A few days later, I signed up to train to be a counsellor. I spoke to a local trainer and explained my background. Two months later, I began the basic level course, and now I am a year away from qualifying.
Becoming a counsellor was something I had always almost done but never taken the plunge. We had been encouraging Holly to see a counsellor. I could impact someone in a similar situation to her. The course is providing meaning and purpose for my life that was sadly lacking.
Rediscovering meaning and purpose.
Important to note here that I am not religious in any way. I don’t ascribe to a higher purpose or serving a greater good or a spiritual path.
Yet, I have rediscovered meaning and purpose in my life.
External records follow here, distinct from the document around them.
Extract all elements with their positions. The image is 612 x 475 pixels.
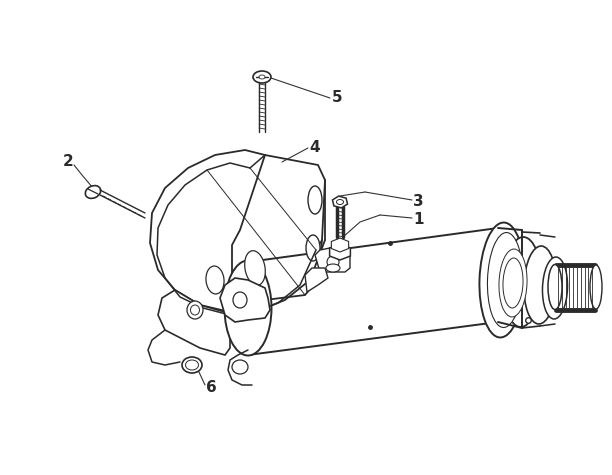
Ellipse shape [308, 186, 322, 214]
Ellipse shape [233, 292, 247, 308]
Ellipse shape [232, 360, 248, 374]
Text: 2: 2 [63, 154, 74, 170]
Polygon shape [315, 247, 350, 272]
Text: 3: 3 [413, 194, 424, 209]
Ellipse shape [327, 256, 339, 268]
Ellipse shape [503, 258, 523, 308]
Polygon shape [331, 238, 349, 252]
Ellipse shape [182, 357, 202, 373]
Ellipse shape [85, 186, 101, 199]
Polygon shape [158, 290, 230, 355]
Ellipse shape [259, 75, 265, 79]
Polygon shape [220, 278, 270, 322]
Ellipse shape [524, 246, 556, 324]
Ellipse shape [187, 301, 203, 319]
Ellipse shape [253, 71, 271, 83]
Ellipse shape [185, 360, 198, 370]
Ellipse shape [479, 222, 524, 337]
Ellipse shape [337, 200, 343, 205]
Ellipse shape [206, 266, 224, 294]
Text: 5: 5 [332, 91, 343, 105]
Polygon shape [232, 155, 325, 300]
Text: 4: 4 [309, 141, 319, 155]
Ellipse shape [503, 237, 541, 327]
Ellipse shape [326, 264, 340, 272]
Ellipse shape [190, 305, 200, 315]
Polygon shape [330, 244, 351, 260]
Ellipse shape [590, 265, 602, 309]
Ellipse shape [245, 251, 266, 285]
Ellipse shape [499, 249, 527, 317]
Polygon shape [332, 196, 348, 208]
Text: 1: 1 [413, 212, 424, 228]
Ellipse shape [542, 257, 567, 319]
Polygon shape [305, 268, 328, 292]
Ellipse shape [487, 233, 523, 327]
Ellipse shape [306, 235, 320, 261]
Ellipse shape [225, 260, 272, 355]
Ellipse shape [548, 265, 562, 310]
Text: 6: 6 [206, 380, 217, 396]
Werner Erhart’s words: “Life is empty and meaningless” resonate with me. It gives us the freedom to create, in the moment, whatever meaning we want for our lives.
He also says:
It is important that you get clear for yourself that your only access to impacting life is action. The world does not care what you intend, how committed you are, how you feel or what you think, and certainly it has no interest in what you want and don’t want. Take a look at life as it is lived and see for yourself that the world only moves for you when you act.
So to rediscover meaning and purpose — every day, I take action. I am creative, and I don’t need to narrow that down to the activities that make me money or seem noble.
One day I feel moved to write, and the next I make music. Another day I create videos. Some days I bake cakes and make bread and go for a long cycle ride.
My life had lost purpose. I had narrowed down my actions to those that made money to the exclusion of all else. I had some illusion that I had to decide to be one thing to the exclusion of everything else to survive. I had to be a teacher or a musician or a storyteller or a drumcircle facilitator or a videographer or a counsellor or a writer.
I can now change all those “or”s to “and”s.
Main points of the wake-up call.
- Joy and pain can coexist.
- Anything that you consider meaningful is meaningful.
- Your purpose is to take action wherever and whenever you feel moved.
- Creativity has no limits unless you impose them yourself.